There’s power in collaboration when it comes to IaC if it’s combined with a GUI. This can help enable cross-functional collaboration between engineers and stakeholders. While engineers may work behind an IDE or a CLI, stakeholders can use a GUI to insert new rules and create alerts on top of those rules.

For the data reconciliation work that we do, we don’t necessarily have IaC, but we do use configurations for any part of the work that we can (queries, threshold limits, etc.). Likewise, we also store all of our code in version control so that we can use CI/CD when updating the codebase on which the hourly process runs.

Scalability

A DQP shouldn’t be handcuffed by how many different data sources it can handle. As the amount of data sources increases, the reliability of the DQP needs to remain effectively the same. On a similar note, it’s important that costs stay controlled as well. Auto-scaling and other mechanisms to control unstable loads should be in place for the DQP.

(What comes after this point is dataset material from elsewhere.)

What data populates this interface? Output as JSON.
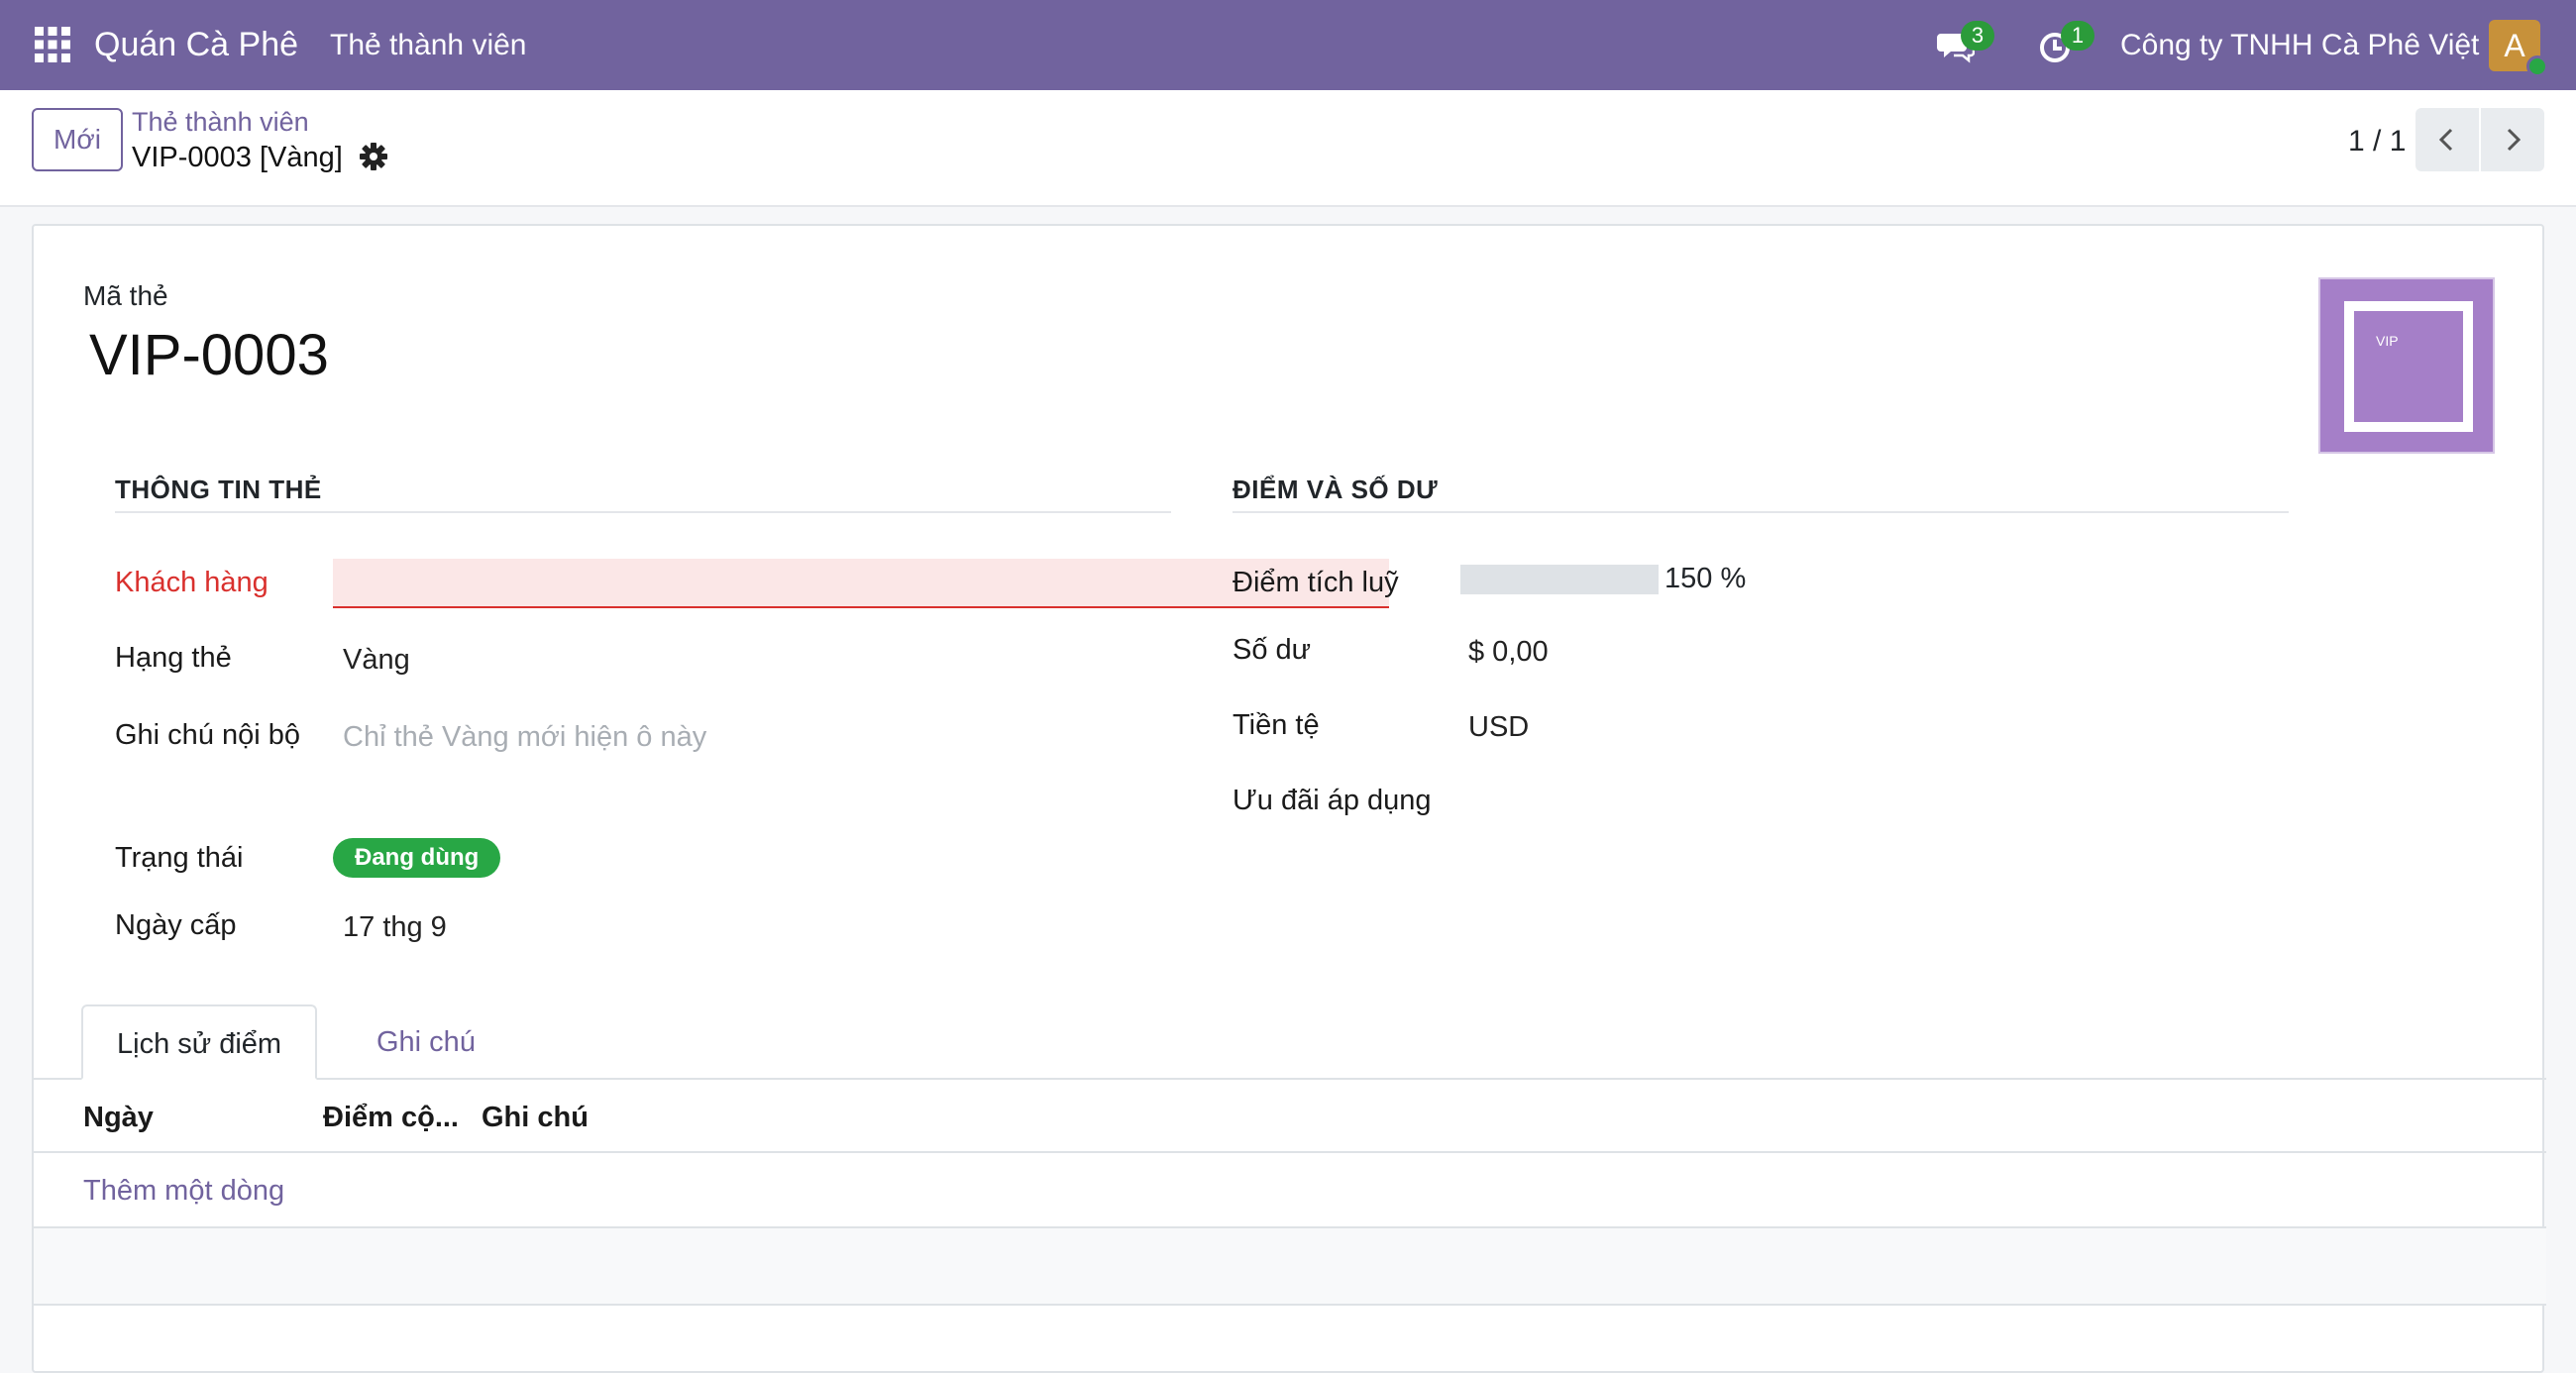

Another point worth mentioning when it comes to costs is to avoid just “dumping” all those costs into the warehouse layer. Running thousands of SQL statements a day will just drive those costs up while slowing down resources that other teams need to be using as well. End-to-end data validation should be spread throughout the different components of the data processing.

With our data reconciliation work, we do this by handling most of the actual processing in Databricks, since that’s where all of our data can be referenced. With Databricks, we can take advantage of auto-scaling, being selective when it comes to instance types, and other cost-saving tactics that allow us to keep our warehouse layer (Snowflake) minimal when it comes to what we need to do there.

Conclusion

Performance and scalability are key principles when it comes to enabling a next-generation DQP. What other tenets need to be upheld? That’s where our subsequent posts will take us.